Figura 3.14 – Visualização da esteira com colocação do emissor de fumaça em várias posições da esteira, Re=90. Reproduzido de Cimbala; Nagib; Roshko (1988).

Figura 3.15 - Comprimento da esteira em função de Reynolds. Reproduzido de Honji (1986).

c) O alargamento da esteira acontece pela entrada de fluido pelas laterais, onde o escoamento é irrotacional.

Este fluxo pode ser observado na Figura 3.16. Nela, vê-se uma linha de emissão fumaça deslocada lateralmente do cilindro. Observa-se que parte do fluido encontrado nessa região adentra a esteira, devido à baixa pressão induzida pelos vórtices.

Figura 3.16 – Entrada de fluido pela lateral da esteira laminar, Re=100. Extraído e adaptado de van Dyke (1982).

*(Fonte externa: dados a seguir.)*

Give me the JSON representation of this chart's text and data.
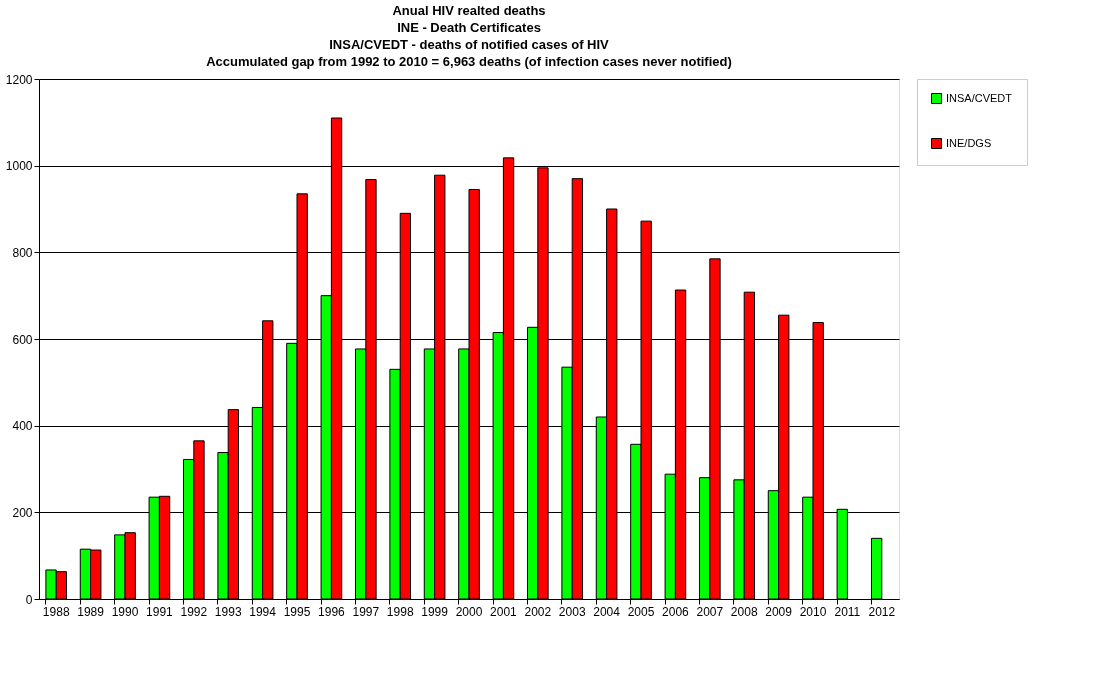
{
  "chart_data": {
    "type": "bar",
    "title": [
      "Anual HIV realted deaths",
      "INE - Death Certificates",
      "INSA/CVEDT  - deaths of notified cases of HIV",
      "Accumulated gap from 1992 to 2010 = 6,963 deaths (of infection cases never notified)"
    ],
    "categories": [
      "1988",
      "1989",
      "1990",
      "1991",
      "1992",
      "1993",
      "1994",
      "1995",
      "1996",
      "1997",
      "1998",
      "1999",
      "2000",
      "2001",
      "2002",
      "2003",
      "2004",
      "2005",
      "2006",
      "2007",
      "2008",
      "2009",
      "2010",
      "2011",
      "2012"
    ],
    "series": [
      {
        "name": "INSA/CVEDT",
        "color": "#00ff00",
        "values": [
          67,
          115,
          148,
          235,
          322,
          338,
          442,
          590,
          700,
          577,
          530,
          577,
          577,
          615,
          627,
          535,
          420,
          357,
          288,
          280,
          275,
          250,
          235,
          207,
          140
        ]
      },
      {
        "name": "INE/DGS",
        "color": "#ff0000",
        "values": [
          63,
          113,
          153,
          237,
          365,
          437,
          642,
          935,
          1110,
          968,
          890,
          978,
          945,
          1018,
          995,
          970,
          900,
          872,
          713,
          785,
          708,
          655,
          638,
          null,
          null
        ]
      }
    ],
    "ylim": [
      0,
      1200
    ],
    "yticks": [
      0,
      200,
      400,
      600,
      800,
      1000,
      1200
    ],
    "grid": "y",
    "legend": "right"
  }
}
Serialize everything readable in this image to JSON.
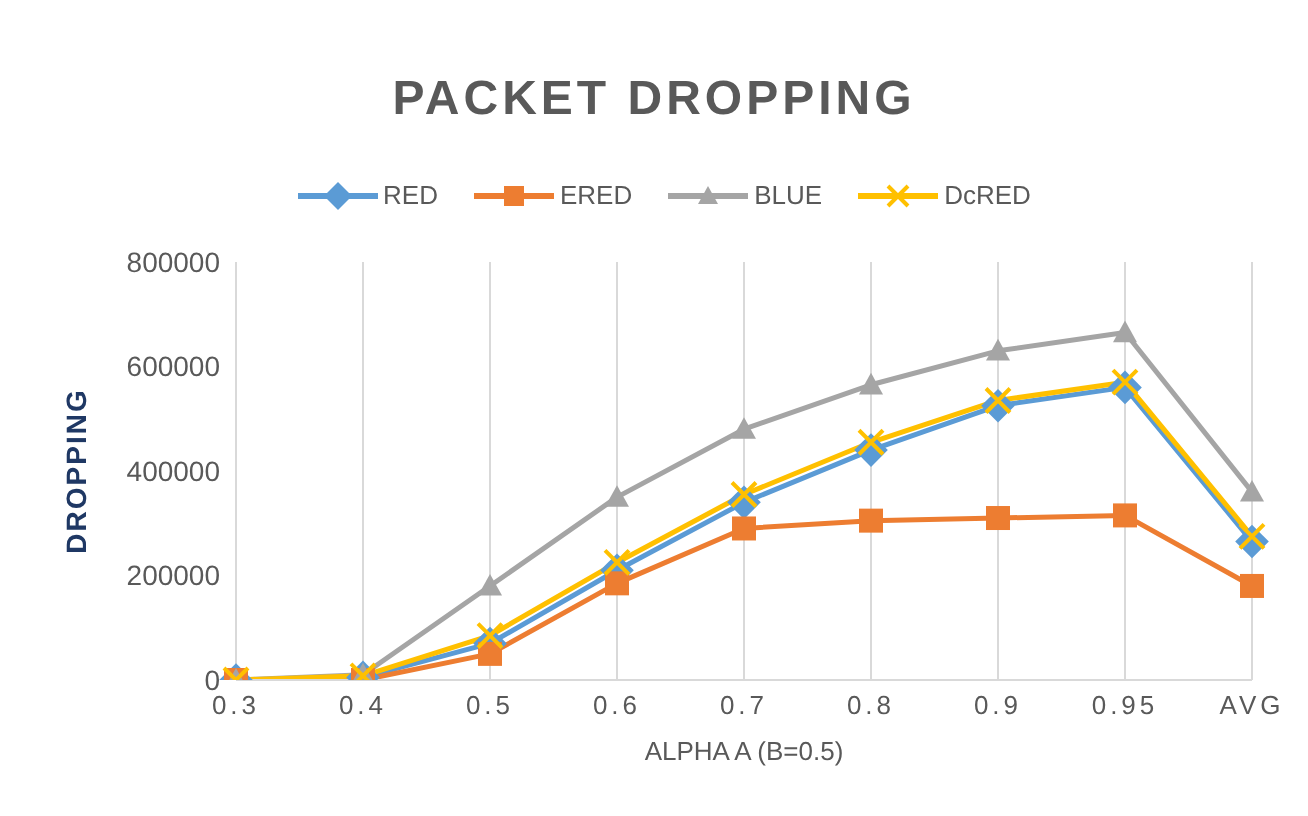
{
  "chart_data": {
    "type": "line",
    "title": "PACKET DROPPING",
    "xlabel": "ALPHA A (B=0.5)",
    "ylabel": "DROPPING",
    "categories": [
      "0.3",
      "0.4",
      "0.5",
      "0.6",
      "0.7",
      "0.8",
      "0.9",
      "0.95",
      "AVG"
    ],
    "series": [
      {
        "name": "RED",
        "color": "#5b9bd5",
        "marker": "diamond",
        "values": [
          0,
          5000,
          70000,
          210000,
          340000,
          440000,
          525000,
          560000,
          265000
        ]
      },
      {
        "name": "ERED",
        "color": "#ed7d31",
        "marker": "square",
        "values": [
          0,
          0,
          50000,
          185000,
          290000,
          305000,
          310000,
          315000,
          180000
        ]
      },
      {
        "name": "BLUE",
        "color": "#a5a5a5",
        "marker": "triangle",
        "values": [
          0,
          10000,
          180000,
          350000,
          480000,
          565000,
          630000,
          665000,
          360000
        ]
      },
      {
        "name": "DcRED",
        "color": "#ffc000",
        "marker": "cross",
        "values": [
          0,
          8000,
          85000,
          225000,
          355000,
          455000,
          535000,
          570000,
          275000
        ]
      }
    ],
    "ylim": [
      0,
      800000
    ],
    "yticks": [
      0,
      200000,
      400000,
      600000,
      800000
    ],
    "grid": "x",
    "legend": "top",
    "line_style": "solid"
  }
}
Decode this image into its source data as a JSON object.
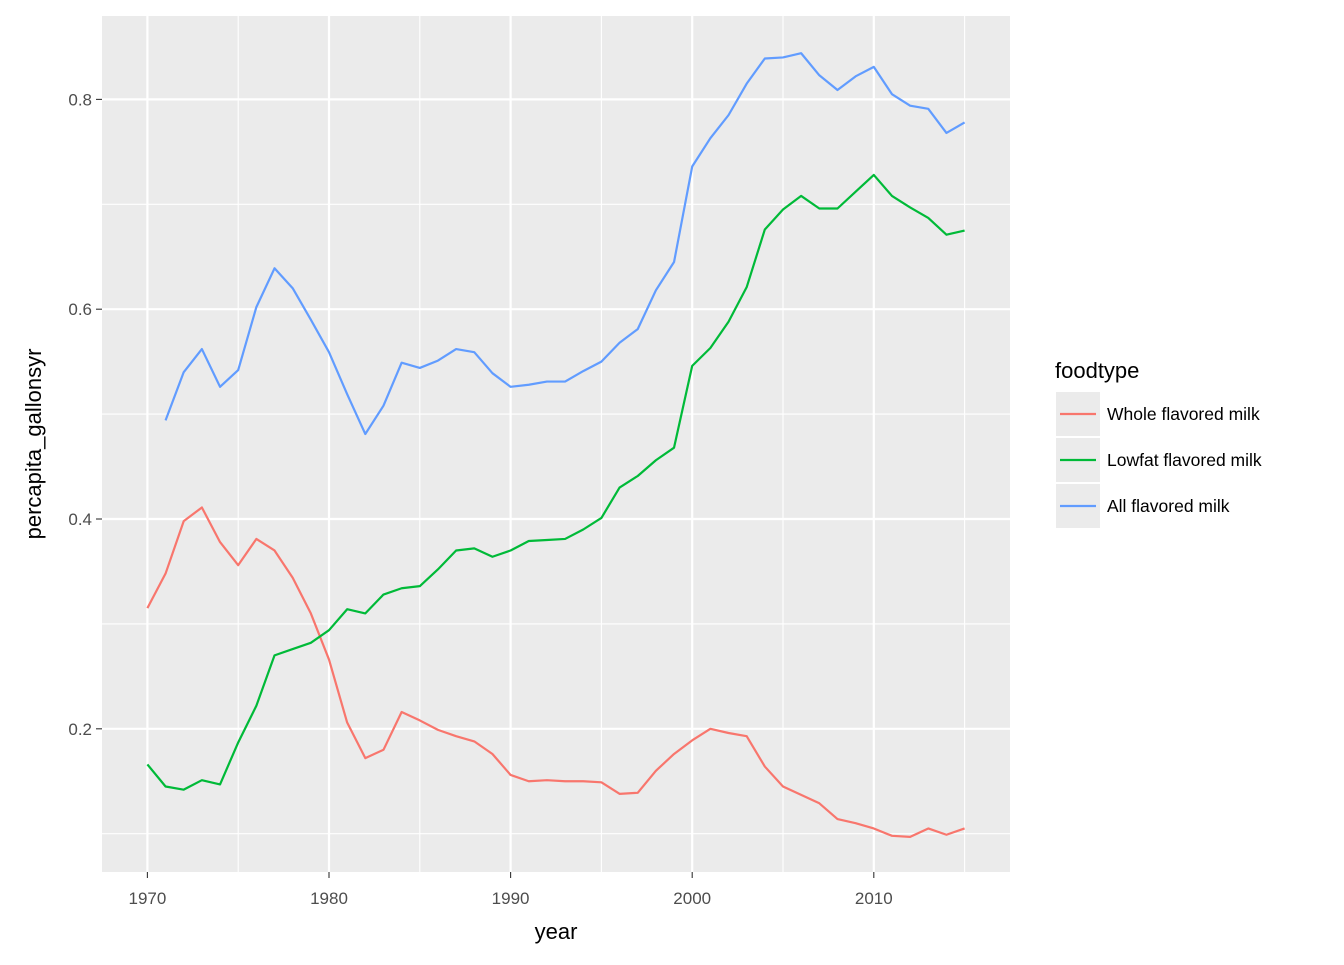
{
  "chart_data": {
    "type": "line",
    "xlabel": "year",
    "ylabel": "percapita_gallonsyr",
    "xlim": [
      1967.5,
      2017.5
    ],
    "ylim": [
      0.0635,
      0.8795
    ],
    "x_ticks": [
      1970,
      1980,
      1990,
      2000,
      2010
    ],
    "x_tick_labels": [
      "1970",
      "1980",
      "1990",
      "2000",
      "2010"
    ],
    "y_ticks": [
      0.2,
      0.4,
      0.6,
      0.8
    ],
    "y_tick_labels": [
      "0.2",
      "0.4",
      "0.6",
      "0.8"
    ],
    "grid": true,
    "panel_background": "#ebebeb",
    "legend": {
      "title": "foodtype",
      "position": "right"
    },
    "series": [
      {
        "name": "Whole flavored milk",
        "color": "#f8766d",
        "x": [
          1970,
          1971,
          1972,
          1973,
          1974,
          1975,
          1976,
          1977,
          1978,
          1979,
          1980,
          1981,
          1982,
          1983,
          1984,
          1985,
          1986,
          1987,
          1988,
          1989,
          1990,
          1991,
          1992,
          1993,
          1994,
          1995,
          1996,
          1997,
          1998,
          1999,
          2000,
          2001,
          2002,
          2003,
          2004,
          2005,
          2006,
          2007,
          2008,
          2009,
          2010,
          2011,
          2012,
          2013,
          2014,
          2015
        ],
        "values": [
          0.315,
          0.348,
          0.398,
          0.411,
          0.378,
          0.356,
          0.381,
          0.37,
          0.344,
          0.31,
          0.266,
          0.206,
          0.172,
          0.18,
          0.216,
          0.208,
          0.199,
          0.193,
          0.188,
          0.176,
          0.156,
          0.15,
          0.151,
          0.15,
          0.15,
          0.149,
          0.138,
          0.139,
          0.16,
          0.176,
          0.189,
          0.2,
          0.196,
          0.193,
          0.164,
          0.145,
          0.137,
          0.129,
          0.114,
          0.11,
          0.105,
          0.098,
          0.097,
          0.105,
          0.099,
          0.105
        ]
      },
      {
        "name": "Lowfat flavored milk",
        "color": "#00ba38",
        "x": [
          1970,
          1971,
          1972,
          1973,
          1974,
          1975,
          1976,
          1977,
          1978,
          1979,
          1980,
          1981,
          1982,
          1983,
          1984,
          1985,
          1986,
          1987,
          1988,
          1989,
          1990,
          1991,
          1992,
          1993,
          1994,
          1995,
          1996,
          1997,
          1998,
          1999,
          2000,
          2001,
          2002,
          2003,
          2004,
          2005,
          2006,
          2007,
          2008,
          2009,
          2010,
          2011,
          2012,
          2013,
          2014,
          2015
        ],
        "values": [
          0.166,
          0.145,
          0.142,
          0.151,
          0.147,
          0.187,
          0.222,
          0.27,
          0.276,
          0.282,
          0.294,
          0.314,
          0.31,
          0.328,
          0.334,
          0.336,
          0.352,
          0.37,
          0.372,
          0.364,
          0.37,
          0.379,
          0.38,
          0.381,
          0.39,
          0.401,
          0.43,
          0.441,
          0.456,
          0.468,
          0.546,
          0.563,
          0.588,
          0.621,
          0.676,
          0.695,
          0.708,
          0.696,
          0.696,
          0.712,
          0.728,
          0.708,
          0.697,
          0.687,
          0.671,
          0.675
        ]
      },
      {
        "name": "All flavored milk",
        "color": "#619cff",
        "x": [
          1971,
          1972,
          1973,
          1974,
          1975,
          1976,
          1977,
          1978,
          1979,
          1980,
          1981,
          1982,
          1983,
          1984,
          1985,
          1986,
          1987,
          1988,
          1989,
          1990,
          1991,
          1992,
          1993,
          1994,
          1995,
          1996,
          1997,
          1998,
          1999,
          2000,
          2001,
          2002,
          2003,
          2004,
          2005,
          2006,
          2007,
          2008,
          2009,
          2010,
          2011,
          2012,
          2013,
          2014,
          2015
        ],
        "values": [
          0.494,
          0.54,
          0.562,
          0.526,
          0.542,
          0.602,
          0.639,
          0.62,
          0.59,
          0.559,
          0.519,
          0.481,
          0.508,
          0.549,
          0.544,
          0.551,
          0.562,
          0.559,
          0.539,
          0.526,
          0.528,
          0.531,
          0.531,
          0.541,
          0.55,
          0.568,
          0.581,
          0.618,
          0.645,
          0.736,
          0.763,
          0.785,
          0.815,
          0.839,
          0.84,
          0.844,
          0.823,
          0.809,
          0.822,
          0.831,
          0.805,
          0.794,
          0.791,
          0.768,
          0.778
        ]
      }
    ]
  }
}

O escoamento no regime L3 para um cilindro de comprimento infinito é fundamentalmente laminar e bidimensional. Entretanto, de acordo com as condições nas extremidades de um cilindro finito, acontece a emissão oblíqua de vórtices, onde se observa uma inclinação do tubo de vórtices emitido em relação ao eixo do cilindro. A emissão paralela é conseguida através de diversos métodos, como o uso de placas inclinadas nas extremidades (Williamson, 1989), uso de cilindros com diâmetro maior nas extremidades (Eisenlohr; Eckelmann, 1989), uso de cilindros colocados transversalmente próximos à extremidade (Hammache; Gharib, 1989) ou introdução de sucção (Miller; Williamson, 1994). Na Figura 3.17, observa-se a

comparação entre casos de emissão paralela e oblíqua, para o mesmo Re. O escoamento é de baixo para cima e o eixo do cilindro é paralelo ao plano da imagem. Note a presença de placas planas inclinadas na extremidade do cilindro no caso de emissão paralela.

Figura 3.17 – Vista das estruturas tridimensionais do escoamento laminar (a) Emissão oblíqua, do tipo “chevron”, Re=85; (b) Emissão paralela, Re=110. Reproduzido de Williamson (1989).

Um outro fenômeno interessante que acontece no regime L3 é a formação de uma esteira secundária numa região distante do cilindro. Ela aparece somente quando a emissão de vórtices é do tipo oblíqua, surgindo numa região onde a esteira primária já está praticamente inteiramente difundida e dando origem a uma curiosa estrutura tridimensional, como observado na Figura 3.18. A causa do aparecimento desta estrutura é uma instabilidade hidrodinâmica, resultante da interação entre as ondas de emissão oblíquas vindas de montante e ondas bidimensionais de grande escala na esteira distante (Williamson; Prasad, 1993a). Estas ondas bidimensionais são disparadas por perturbações da corrente livre (Williamson; Prasad, 1993b,c).

Figura 3.18 – Visualização da esteira secundária no plano xy (parte superior) e no plano yz (parte inferior), Re=140. A graduação presente no gráfico se refere à posição x/D. Extraído e

adaptado de Cimbala; Nagib; Roshko (1988).